Die Zivilpolizei beschlagnahmt Kryptowährungs-Mining-Maschinen von Buchmachern in SC

Die Polizeioperation „Deu Zebra“ führte zur Beschlagnahme von Kryptowährungs-Mining-Ausrüstung einer Gruppe, die für die Organisation von Tierspielen im Großraum Florianópolis verantwortlich war. Die Zivilpolizei von Santa Catarina startete an diesem Donnerstag (12.) die Operation „Deu Zebra“ mit der Absicht, die Geldwäsche einzudämmen und das Vermögen einer Gruppe zu blockieren, die der Ausbeutung des Glücksspiels beschuldigt wird. Laut einer Veröffentlichung der Zivilpolizei wurden 9 Durchsuchungs- und Beschlagnahmebefehle sowie die Entführung und Nichtverfügbarkeit von 18 Grundstücken und 19 Kraftfahrzeugen mit einem Gesamtwert von etwa 20 Millionen R$ durchgeführt. Während der Durchsuchung identifizierte die Polizei auch eine Krypto-Mining-Operation im Badezimmer eines der Grundstücke. Laut der Erklärung wurden die zum Prägen von Kryptowährungen verwendeten elektronischen Geräte „möglicherweise mit aus der kriminellen Praxis gesammelten Beträgen erworben“.

Bergbau im Badezimmer

„Die Untersuchung wies darauf hin, dass Mitglieder einer kriminellen Gruppe, die für die Ausbeutung von Glücksspielständen verantwortlich sind, jahrzehntelang eine polizeiliche Vorstrafe im Zusammenhang mit dem Tierspiel hatten, dessen Tätigkeit äußerst profitabel ist, und die Ressourcen aus der kriminellen Tätigkeit in den Erwerb von Waren investierten vom Luxus im Namen von „Orangen oder Frontmännern“ und bewegen große Geldbeträge aus ihren illegalen Aktivitäten“, heißt es in der Erklärung.

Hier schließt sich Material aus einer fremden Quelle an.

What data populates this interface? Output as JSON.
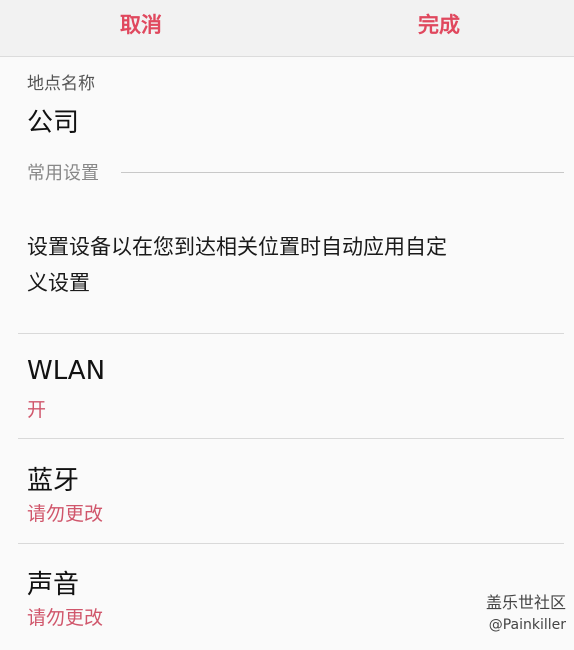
{
  "topbar": {
    "cancel_label": "取消",
    "done_label": "完成"
  },
  "location": {
    "label": "地点名称",
    "value": "公司"
  },
  "section": {
    "title": "常用设置"
  },
  "description": "设置设备以在您到达相关位置时自动应用自定义设置",
  "rows": [
    {
      "title": "WLAN",
      "status": "开"
    },
    {
      "title": "蓝牙",
      "status": "请勿更改"
    },
    {
      "title": "声音",
      "status": "请勿更改"
    }
  ],
  "watermark": {
    "line1": "盖乐世社区",
    "line2": "@Painkiller"
  },
  "colors": {
    "accent": "#e0485e",
    "status": "#d0566b"
  }
}
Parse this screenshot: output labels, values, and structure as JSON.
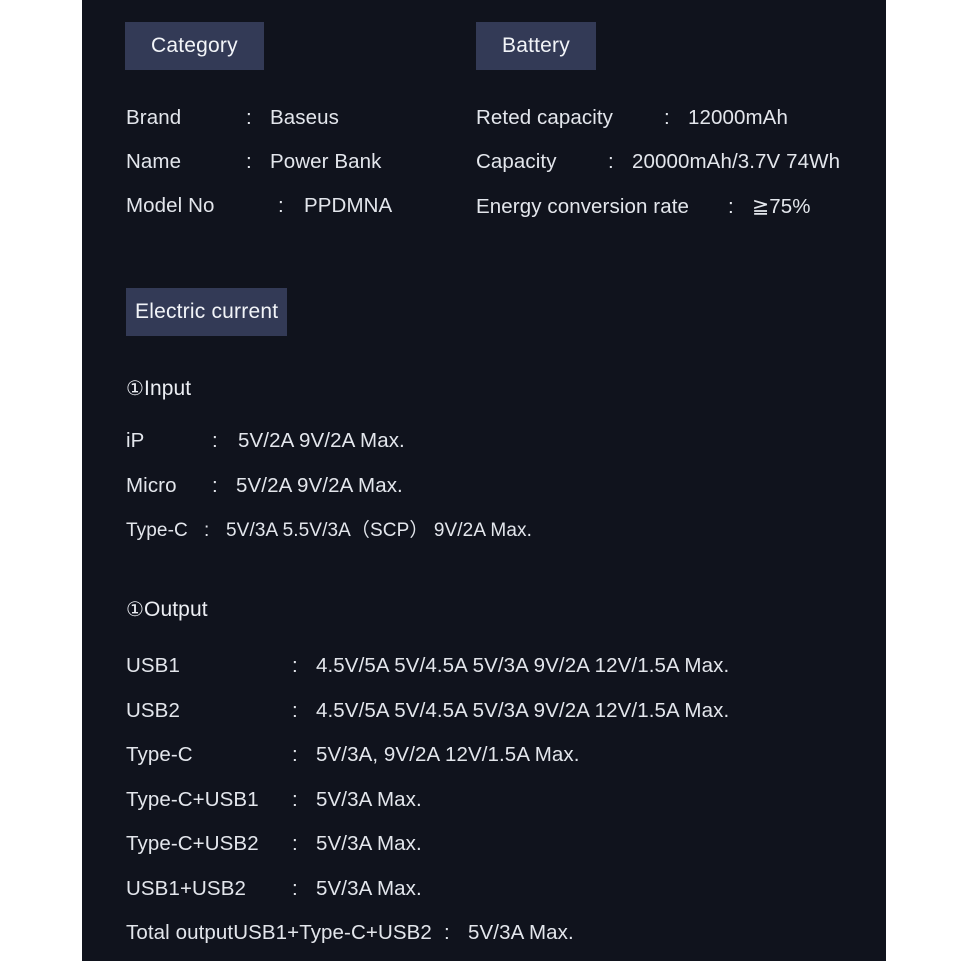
{
  "colors": {
    "page_background": "#ffffff",
    "panel_background": "#10131d",
    "badge_background": "#333a56",
    "text": "#e3e6ec"
  },
  "sections": {
    "category": {
      "badge": "Category",
      "rows": [
        {
          "label": "Brand",
          "separator": ":",
          "value": "Baseus"
        },
        {
          "label": "Name",
          "separator": ":",
          "value": "Power Bank"
        },
        {
          "label": "Model No",
          "separator": ":",
          "value": "PPDMNA"
        }
      ]
    },
    "battery": {
      "badge": "Battery",
      "rows": [
        {
          "label": "Reted capacity",
          "separator": ":",
          "value": "12000mAh"
        },
        {
          "label": "Capacity",
          "separator": ":",
          "value": "20000mAh/3.7V 74Wh"
        },
        {
          "label": "Energy conversion rate",
          "separator": ":",
          "value": "≧75%"
        }
      ]
    },
    "electric_current": {
      "badge": "Electric current",
      "input": {
        "heading_marker": "①",
        "heading": "Input",
        "rows": [
          {
            "label": "iP",
            "separator": ":",
            "value": "5V/2A  9V/2A  Max."
          },
          {
            "label": "Micro",
            "separator": ":",
            "value": "5V/2A   9V/2A  Max."
          },
          {
            "label": "Type-C",
            "separator": ":",
            "value": "5V/3A 5.5V/3A（SCP） 9V/2A Max."
          }
        ]
      },
      "output": {
        "heading_marker": "①",
        "heading": "Output",
        "rows": [
          {
            "label": "USB1",
            "separator": ":",
            "value": "4.5V/5A 5V/4.5A  5V/3A 9V/2A 12V/1.5A Max."
          },
          {
            "label": "USB2",
            "separator": ":",
            "value": "4.5V/5A 5V/4.5A  5V/3A 9V/2A 12V/1.5A Max."
          },
          {
            "label": "Type-C",
            "separator": ":",
            "value": "5V/3A, 9V/2A  12V/1.5A Max."
          },
          {
            "label": "Type-C+USB1",
            "separator": ":",
            "value": "5V/3A Max."
          },
          {
            "label": "Type-C+USB2",
            "separator": ":",
            "value": "5V/3A Max."
          },
          {
            "label": "USB1+USB2",
            "separator": ":",
            "value": "5V/3A Max."
          }
        ],
        "total_row": {
          "label": "Total outputUSB1+Type-C+USB2",
          "separator": ":",
          "value": "5V/3A Max."
        }
      }
    }
  }
}
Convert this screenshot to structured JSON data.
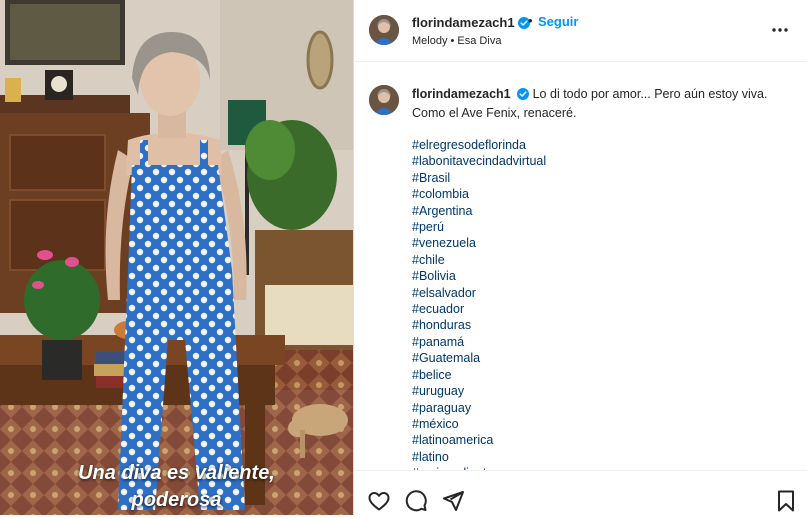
{
  "post": {
    "caption_overlay": [
      "Una diva es valiente,",
      "poderosa"
    ]
  },
  "header": {
    "username": "florindamezach1",
    "dot": "•",
    "follow_label": "Seguir",
    "audio": "Melody • Esa Diva",
    "more_icon": "more-horizontal-icon"
  },
  "comment": {
    "username": "florindamezach1",
    "text": "Lo di todo por amor... Pero aún estoy viva. Como el Ave Fenix, renaceré.",
    "hashtags": [
      "#elregresodeflorinda",
      "#labonitavecindadvirtual",
      "#Brasil",
      "#colombia",
      "#Argentina",
      "#perú",
      "#venezuela",
      "#chile",
      "#Bolivia",
      "#elsalvador",
      "#ecuador",
      "#honduras",
      "#panamá",
      "#Guatemala",
      "#belice",
      "#uruguay",
      "#paraguay",
      "#méxico",
      "#latinoamerica",
      "#latino",
      "#mujervaliente"
    ]
  },
  "actions": {
    "icons": [
      "heart-icon",
      "comment-icon",
      "share-icon",
      "bookmark-icon"
    ]
  },
  "colors": {
    "link_blue": "#0095f6",
    "hashtag_blue": "#00376b",
    "verified_blue": "#0095f6",
    "dress_blue": "#2f6fc4"
  }
}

Grafikkarten beschlagnahmt

Es ist erwähnenswert, dass die Praxis des Schürfens von Kryptowährungen nicht illegal ist, aber die Operation dazu gedacht war, die kriminellen Aktivitäten des Glücksspiels finanziell zu unterdrücken.

Ist Tierwild illegal?

1892 wurde das Tierspiel in Rio de Janeiro von Baron João Batista Viana Drummond als Attraktion für Besucher seines Zoos geschaffen. Beim Kauf des Tickets erhielt der Besucher eine Tierfigur. Am Eingang des Zoos wurde die Zeichnung eines der 25 Tiere auf der Liste in einer Kiste geheim gehalten, bis sie am Ende des Tages enthüllt wurde. Wer eine Figur desselben Tieres hatte, gewann das 20-fache des Eintrittspreises, der 1.000 Reais betrug, etwa 100 Reais. Zunächst war das Spiel von der Kammer freigegeben worden, vorbehaltlich der polizeilichen Kontrolle. Es breitete sich jedoch schnell außerhalb der Mauern des Zoos aus, „Bicheiros“ konzentrierten Wetten auf Straßen, Plätzen, Cafés, Tabakläden, Lotterien, Verkäufen usw. Ab 1894 konnte jeder Besucher so viele Tickets kaufen, wie er wollte, und verwandelte die Praxis in ein Glücksspiel. Die Legalität des Tierwilds endete mit dem Verbotsgesetz, das 1895 vom Bürgermeister von Rio de Janeiro unterzeichnet wurde. Aber selbst mit dem Verbot wurde das Tierwild praktisch unkontrollierbar, da es sich um eine profitable Aktivität handelte, die im ganzen Land praktiziert wurde. Nicht einmal die 1946 eingeführte Kriminalisierung konnte Buchmacher und Glücksspieler stoppen. Manchmal wird diese Praxis jedoch immer noch von der Polizei unterdrückt, da sie immer noch illegal ist. Es gab Versuche, das Glücksspiel im Jahr 2016 zu entkriminalisieren, aber ohne Erfolg. Aktuell kommt das Thema wieder auf, wenn Paulo Guedes über die Erhöhung der Staatseinnahmen mit der Legalisierung des Glücksspiels spricht.